After that, a nationwide campaign of exposing and criticizing the crimes of the Gang of Four and investigating people and events related to the Gang of Four during the Cultural Revolution was launched. On 10 December 1976, the CCP Central Committee issued the Evidence of the Crimes of the Anti-Party Group of Wang Hongwen, Zhang Chunqiao, Jiang Qing and Yao Wenyuan (Material 1) to the whole party and country. On 6 March 1977, the CCO Central Committee issued "Material 2" of the evidence of the Gang of Four's crimes, namely The Counter-Revolutionary Face of the Gang of Four and Their Evil History. In July 1977, the Third Plenary Session of the 10th Central Committee passed Resolution on the Anti-Party Group of Wang Hongwen, Zhang Chunqiao, Jiang Qing and Yao Wenyuan, deciding to expel Wang, Zhang, Jiang and Yao from the Party and revoke all their posts inside and outside the Party. On 23 September 1977, the CCP Central Committee issued "Material 3" of the evidence of the Gang of Four's crimes, namely The Reactionary Fallacies Spread by the Gang of Four in Various Fields. In 1978, the nationwide investigation was basically completed and the campaign to expose and criticize the Gang of Four ended. The CCP announced that the objectives of the campaign were achieved. In December 1978, the third plenary session of the 11th Central Committee ended the nationwide mass campaign to expose and criticize the Gang of Four. From 1980 to 1981, the Special Tribunal of the Supreme People's Court publicly tried the case of the Lin Biao and Jiang Qing counter-revolutionary groups and sentenced them to corresponding penalties.

== Impact ==
The Chinese Communist Party officially describes the event as "the victory of smashing the 'Gang of Four' counter-revolutionary group marked the end of the 10-year turmoil of the 'Cultural Revolution'", arguing that "the 'Gang of Four' had long controlled public opinion, engaged in idealism and metaphysics, formed cliques and factions, and had an extremely bad influence within the Party. If the crimes of the 'Gang of Four' were not thoroughly investigated and their faction was not destroyed, their influence in all aspects could not be eliminated".

Some leftists, neo-leftists and Marxists disagreed with the CCP's accusations against the Gang of Four. For example Charles Bettelheim resigned as chairman of the French-Chinese Friendship Association in 1977, saying the CCP's accusations against the "Gang of Four" were "not convincing at all", "without any Marxist analysis, but only slander and scandal", "a negation of scientific socialism and counter-revolutionary revisionism", "extravagance to the utmost, even to the point of openly distorting the facts, and all crude fabrications". In Peru, the downfall of the Gang of Four convinced Shining Path leader Abimael Guzmán that China had become revisionist and that communist revolution required the directing of a people's war that maintained ideological purity.

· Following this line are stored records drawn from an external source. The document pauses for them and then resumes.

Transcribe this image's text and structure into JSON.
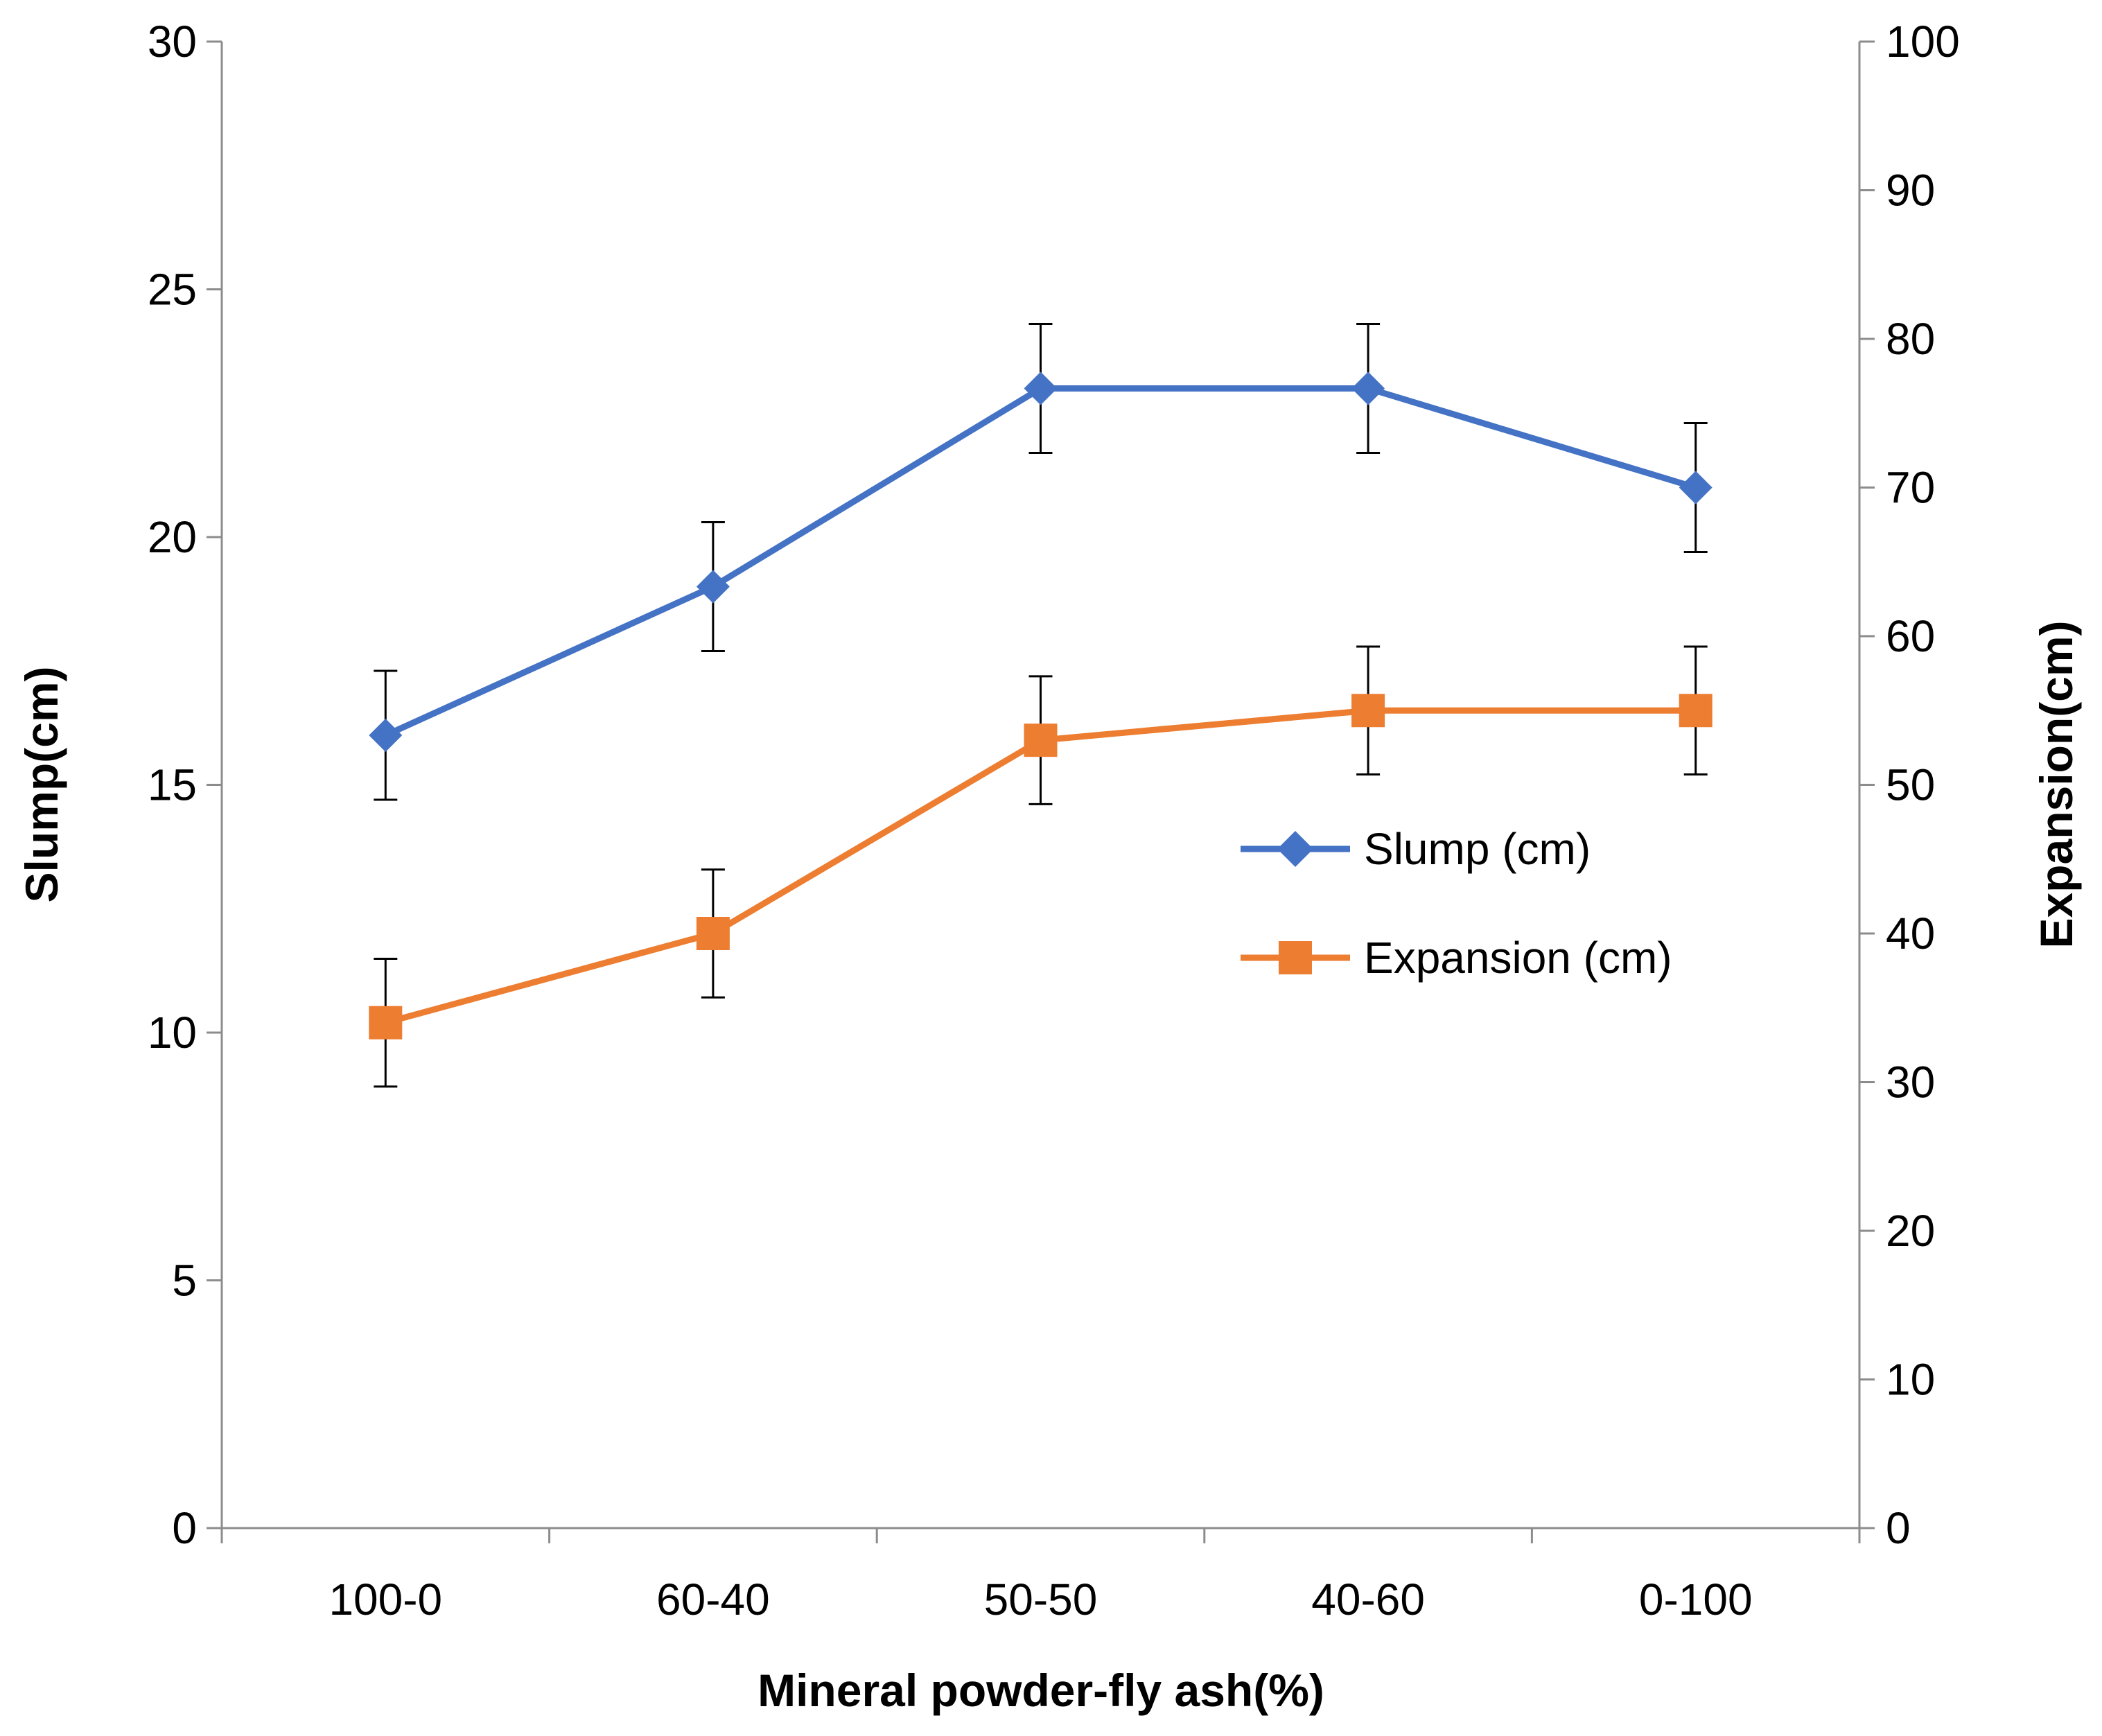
{
  "chart_data": {
    "type": "line",
    "title": "",
    "xlabel": "Mineral powder-fly ash(%)",
    "ylabel": "Slump(cm)",
    "y2label": "Expansion(cm)",
    "categories": [
      "100-0",
      "60-40",
      "50-50",
      "40-60",
      "0-100"
    ],
    "ylim": [
      0,
      30
    ],
    "yticks": [
      0,
      5,
      10,
      15,
      20,
      25,
      30
    ],
    "y2lim": [
      0,
      100
    ],
    "y2ticks": [
      0,
      10,
      20,
      30,
      40,
      50,
      60,
      70,
      80,
      90,
      100
    ],
    "grid": false,
    "legend_position": "center-right",
    "series": [
      {
        "name": "Slump (cm)",
        "axis": "left",
        "marker": "diamond",
        "color": "#4472C4",
        "values": [
          16,
          19,
          23,
          23,
          21
        ],
        "error": [
          1.3,
          1.3,
          1.3,
          1.3,
          1.3
        ]
      },
      {
        "name": "Expansion (cm)",
        "axis": "right",
        "marker": "square",
        "color": "#ED7D31",
        "values": [
          34,
          40,
          53,
          55,
          55
        ],
        "error": [
          4.3,
          4.3,
          4.3,
          4.3,
          4.3
        ]
      }
    ]
  }
}
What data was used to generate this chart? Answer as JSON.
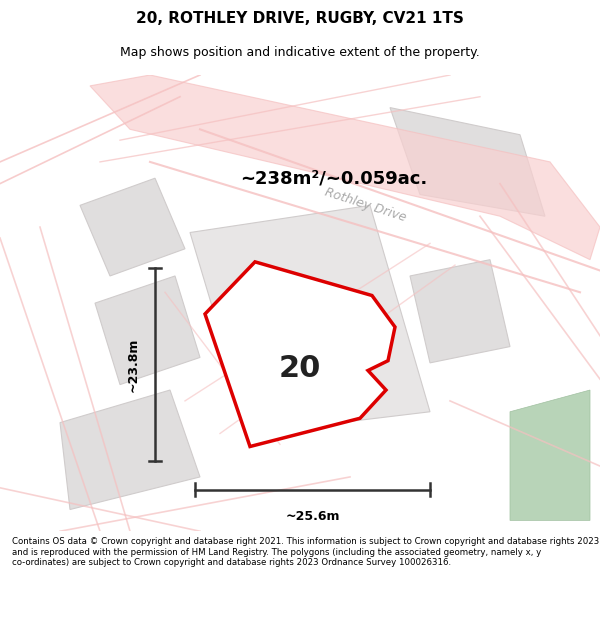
{
  "title": "20, ROTHLEY DRIVE, RUGBY, CV21 1TS",
  "subtitle": "Map shows position and indicative extent of the property.",
  "area_label": "~238m²/~0.059ac.",
  "property_number": "20",
  "width_label": "~25.6m",
  "height_label": "~23.8m",
  "footer": "Contains OS data © Crown copyright and database right 2021. This information is subject to Crown copyright and database rights 2023 and is reproduced with the permission of HM Land Registry. The polygons (including the associated geometry, namely x, y co-ordinates) are subject to Crown copyright and database rights 2023 Ordnance Survey 100026316.",
  "bg_color": "#f5f5f5",
  "map_bg": "#f0eeee",
  "plot_bg": "#e8e8e8",
  "road_color": "#f5c0c0",
  "road_label_color": "#b0b0b0",
  "red_color": "#dd0000",
  "green_bg": "#c8dcc8",
  "dark_gray": "#333333"
}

Some scholars in mainland China, such as Zhu Xueqin and Wang Zhidong, believe that the incident has certain similarities with the fall of Maximilien Robespierre during the French Revolution. Zhu Xueqin even described the incident as "the fall of Maximilien Robespierre in China speaking French." However, Zhu Yongjia (an important figure during the Cultural Revolution) believes that Zhu Xueqin's view is "completely wrong. We cannot use Western history to fit the reality of China today. We should not use the wrong ideas of some scholars to talk about China's problems. You cannot deceive people by relying on foreign powers."